When Fatma Samoura, the Fifa Secretary General, announced on her Twitter handle that she was going to visit Uganda, I looked forward to the visit with hope.
I was clinging onto hope that while in Uganda, she would be able to address some of the biggest challenges in Ugandan football today, particularly corruption and underfunding.
Funding is a challenge not because of the lack of funds, but because of Fufa’s poor prioritisation. For instance, instead of empowering clubs, it instead drains out every penny from them to fund questionable investments such as an FM station whose coverage stops in Kampala. It is even more worrying to learn that the federation plans to set up its own television station as well as a hotel at the expense of developing the game at the grassroots level.
All this makes little sense because Fufa’s core mandate is football development. How I wished Samoura was taken to Bombo grounds, for example, to watch some football and understand the sorry state of our game on and off the pitch!
Match-fixing is at an all-time high with results engineered at the very top yet a recent report into the vice continues to rot away in the shelves at Fufa house.
And, in the wake of last year’s fraud conviction of Moses Magogo, the Fufa head, I expected her to give a stern warning on corruption that has engulfed the game of late.
Samoura knows all too well how corruption brought down Sepp Blatter’s Fifa regime and having personally wrote to Magogo suspending him over the same, she should at least have had a word on the matter.
Instead, Ugandans were treated to a carefully choreographed visit punctuated by pomp and partying as though everything going on in Ugandan football is okay.
What’s even shocking is that Samoura was hoodwinked to commission an extension of Fufa headquarters in Mengo, whose valuation of $800,000 [Shs3bn] is not commensurate with what is on the ground.

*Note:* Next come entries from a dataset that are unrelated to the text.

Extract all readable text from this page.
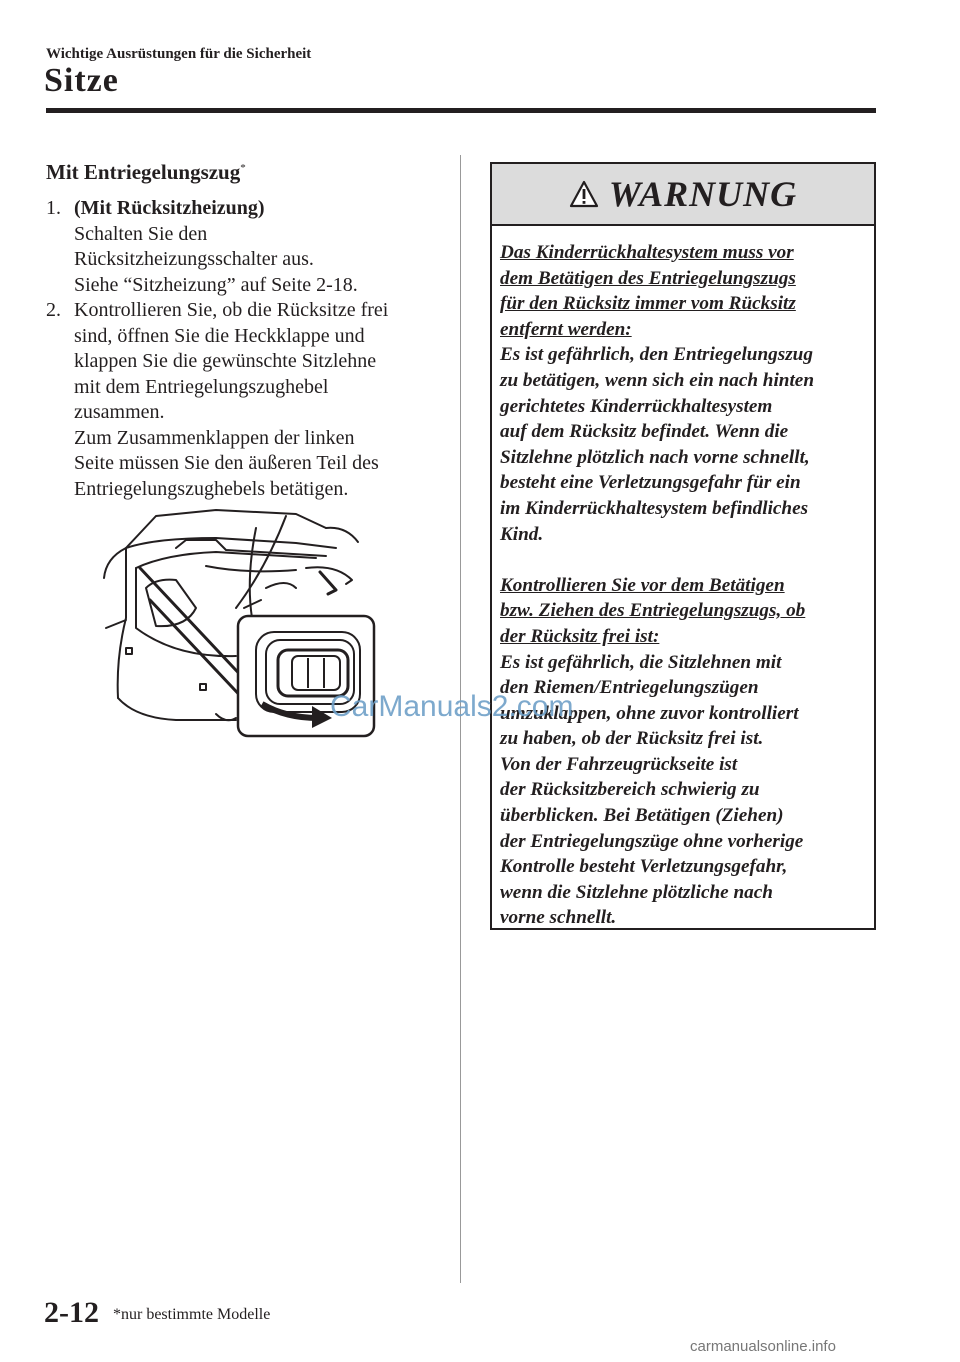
Wichtige Ausrüstungen für die Sicherheit
Sitze
Mit Entriegelungszug*
1. (Mit Rücksitzheizung)

Schalten Sie den

Rücksitzheizungsschalter aus.

Siehe “Sitzheizung” auf Seite 2-18.

2. Kontrollieren Sie, ob die Rücksitze frei

sind, öffnen Sie die Heckklappe und

klappen Sie die gewünschte Sitzlehne

mit dem Entriegelungszughebel

zusammen.

Zum Zusammenklappen der linken

Seite müssen Sie den äußeren Teil des

Entriegelungszughebels betätigen.

WARNUNG

Das Kinderrückhaltesystem muss vor

dem Betätigen des Entriegelungszugs

für den Rücksitz immer vom Rücksitz

entfernt werden:

Es ist gefährlich, den Entriegelungszug

zu betätigen, wenn sich ein nach hinten

gerichtetes Kinderrückhaltesystem

auf dem Rücksitz befindet. Wenn die

Sitzlehne plötzlich nach vorne schnellt,

besteht eine Verletzungsgefahr für ein

im Kinderrückhaltesystem befindliches

Kind.

Kontrollieren Sie vor dem Betätigen

bzw. Ziehen des Entriegelungszugs, ob

der Rücksitz frei ist:

Es ist gefährlich, die Sitzlehnen mit

den Riemen/Entriegelungszügen

umzuklappen, ohne zuvor kontrolliert

zu haben, ob der Rücksitz frei ist.

Von der Fahrzeugrückseite ist

der Rücksitzbereich schwierig zu

überblicken. Bei Betätigen (Ziehen)

der Entriegelungszüge ohne vorherige

Kontrolle besteht Verletzungsgefahr,

wenn die Sitzlehne plötzliche nach

vorne schnellt.

CarManuals2.com
2-12 *nur bestimmte Modelle
carmanualsonline.info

No Journalist was bold enough to point out that Fufa simply refurbished an old house and only constructed a small entrance gate security building to account for the whopping Shs3bn!
To imagine that the Denis Obua-led Fufa spent $250,000 to buy land and construct Fufa house makes this whole venture questionable.

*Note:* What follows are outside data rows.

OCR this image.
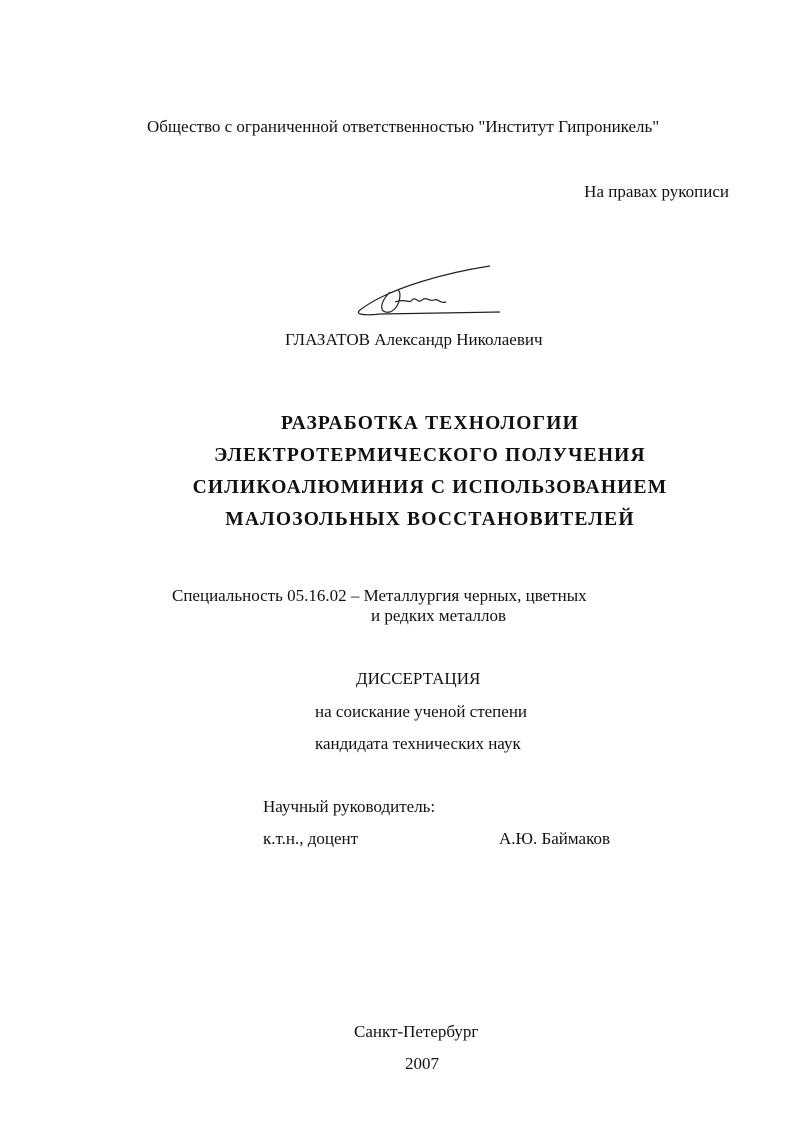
Общество с ограниченной ответственностью "Институт Гипроникель"
На правах рукописи
ГЛАЗАТОВ Александр Николаевич
РАЗРАБОТКА ТЕХНОЛОГИИ
ЭЛЕКТРОТЕРМИЧЕСКОГО ПОЛУЧЕНИЯ
СИЛИКОАЛЮМИНИЯ С ИСПОЛЬЗОВАНИЕМ
МАЛОЗОЛЬНЫХ ВОССТАНОВИТЕЛЕЙ
Специальность 05.16.02 – Металлургия черных, цветных
и редких металлов
ДИССЕРТАЦИЯ
на соискание ученой степени
кандидата технических наук
Научный руководитель:
к.т.н., доцент	А.Ю. Баймаков
Санкт-Петербург
2007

And guess what? Fufa cannot accept any external auditor and will say it is not accountable to anyone apart from Fifa.
Such ventures, including the Kadiba Stadium Project that was launched by Fifa President Gianni Infantino, are merely vehicles to siphon funds by a few individuals at the expense of the football fraternity.
Unfortunately, Samoura didn’t get a chance to meet the people who matter most; the players and club owners or at least hold a press conference to hear from the media.
Indeed, Fufa officials — some of whom knew the points I raised — would be asked if she met journalists, the more reason she was reduced to meeting select individuals.
That’s why her two-day visit will best be remembered for the symbolism exhibited.
And in many ways, Samoura’s visit only served to endorse a convicted fraudster that it is not a big deal to steal.
The author is Nyamityobora FC President!